When I arrived home at 9 PM from closing my poll, the first results from the city showed Flaherty ahead of Murphy and down in District 2, Suzanne Lee ahead of two-term incumbent Bill Linehan. The almost-real-time reporting on election nights is a super feature. I watched as results shifted quickly over the next hour. In the end, we got the above results and a less than 1% apparent win by Linehan; whether Lee requests and gets a recount is TBD.
So, as I'm wont to ask, what can we learn from this?
First, it's a positive statement about diversity in town. Voters pushed the only Latino and first black woman ever to the top of the at-large reelection results. In a city with a growing minority population and a sorry history of racism and sexism in politics, that's good stuff.
Neither Arroyo nor Pressley won sole because of their race or gender. Both have championed good causes, as well as delivered the requisite constituent services. Moreover, as Pressley told me recently, she knows identity politics can work for any candidate. In her case, she looks to voters of color, of her gender, and from her neighborhood to support her, and then she expands from there for the whole electorate.
More surprising is that two Irish-American male councilors slipped to three and four in the results. Both are popular. Each has considerable expertise — Connolly running education and Murphy the budget processes. Also Connolly is the acknowledged campaign-contribution king.
His organization seems to have anticipated a strong showing by Pressley, despite the gloomy forecasts. Last night, about the time the results gelled, his folk sent out a press release. They took a good share of the credit for her success in Connolly's West Roxbury, where he introduced and campaigned with her. And, oh by the way, he has over $100,000 left in this campaign coffers, the release noted.
Murphy is surely less sanguine. He has not yet posted on his campaign site or Facebook pages.
Disclaimer: I know and like Steve. We're neighbors, living only a couple of blocks away.
In his Left Ahead podcast leading up to the election, he did agree that his financial expertise is not as high in profile as some on council. It's my feeling that he's a bit humble and needs to make voters aware that when his peers want to know what this or that big or small matter means in money terms, he's the one they turn to for the judgment. This close vote may inspire him to brag a bit, even if that's not natural for him.
For his part, Flaherty has pledged to work with the council in any way he can.

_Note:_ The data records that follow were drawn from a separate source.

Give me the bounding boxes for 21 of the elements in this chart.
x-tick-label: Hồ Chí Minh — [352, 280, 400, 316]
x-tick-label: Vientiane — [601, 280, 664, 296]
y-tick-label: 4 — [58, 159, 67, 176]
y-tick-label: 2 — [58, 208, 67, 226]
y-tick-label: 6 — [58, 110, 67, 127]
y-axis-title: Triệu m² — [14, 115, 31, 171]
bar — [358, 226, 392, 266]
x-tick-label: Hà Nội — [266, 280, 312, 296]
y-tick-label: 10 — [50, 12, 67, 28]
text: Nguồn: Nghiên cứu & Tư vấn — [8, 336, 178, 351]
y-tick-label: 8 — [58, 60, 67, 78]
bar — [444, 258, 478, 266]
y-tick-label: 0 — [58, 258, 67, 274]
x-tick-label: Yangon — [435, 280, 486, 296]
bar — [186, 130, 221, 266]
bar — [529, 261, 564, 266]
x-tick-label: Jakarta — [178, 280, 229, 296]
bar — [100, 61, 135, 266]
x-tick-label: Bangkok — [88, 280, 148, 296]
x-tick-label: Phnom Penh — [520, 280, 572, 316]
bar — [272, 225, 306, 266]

Dorcena and Ryan have not posted on their Facebook pages or websites.
Flaherty remains popular, has positioned himself as an opposition voice to Mayor Tom Menino and surely will not disappear. I suddenly recall many years ago when I ran into President Thomas Jones of the University of South Carolina as we crossed the historic horseshoe of the antebellum campus in opposite directions. He and I (student newspaper type and general agitator) had clashed many times and he considered me a royal pain. Yet we had a begrudging respect for each other. I knew he was being ousted following the student riots there and I told him I was sorry. He said he was like a rabbit with many tunnels and holes. He would reemerge. I'm sure Flaherty will too, after some consideration.
Dorcena, I hope, will not be discouraged. He got in late, with little money and no history of holding office. He chatted with us at Left Ahead as well. He's smart, he's charming and he has a detailed, broad series of issues and proposals. There must be a good place to draw on that energy and those ideas.
Ryan, of course, runs for office. He has low-key, lightly funded campaigns, depending largely on ringing doorbells and speaking at every possible forum. He is one candidate who may change nothing after this election.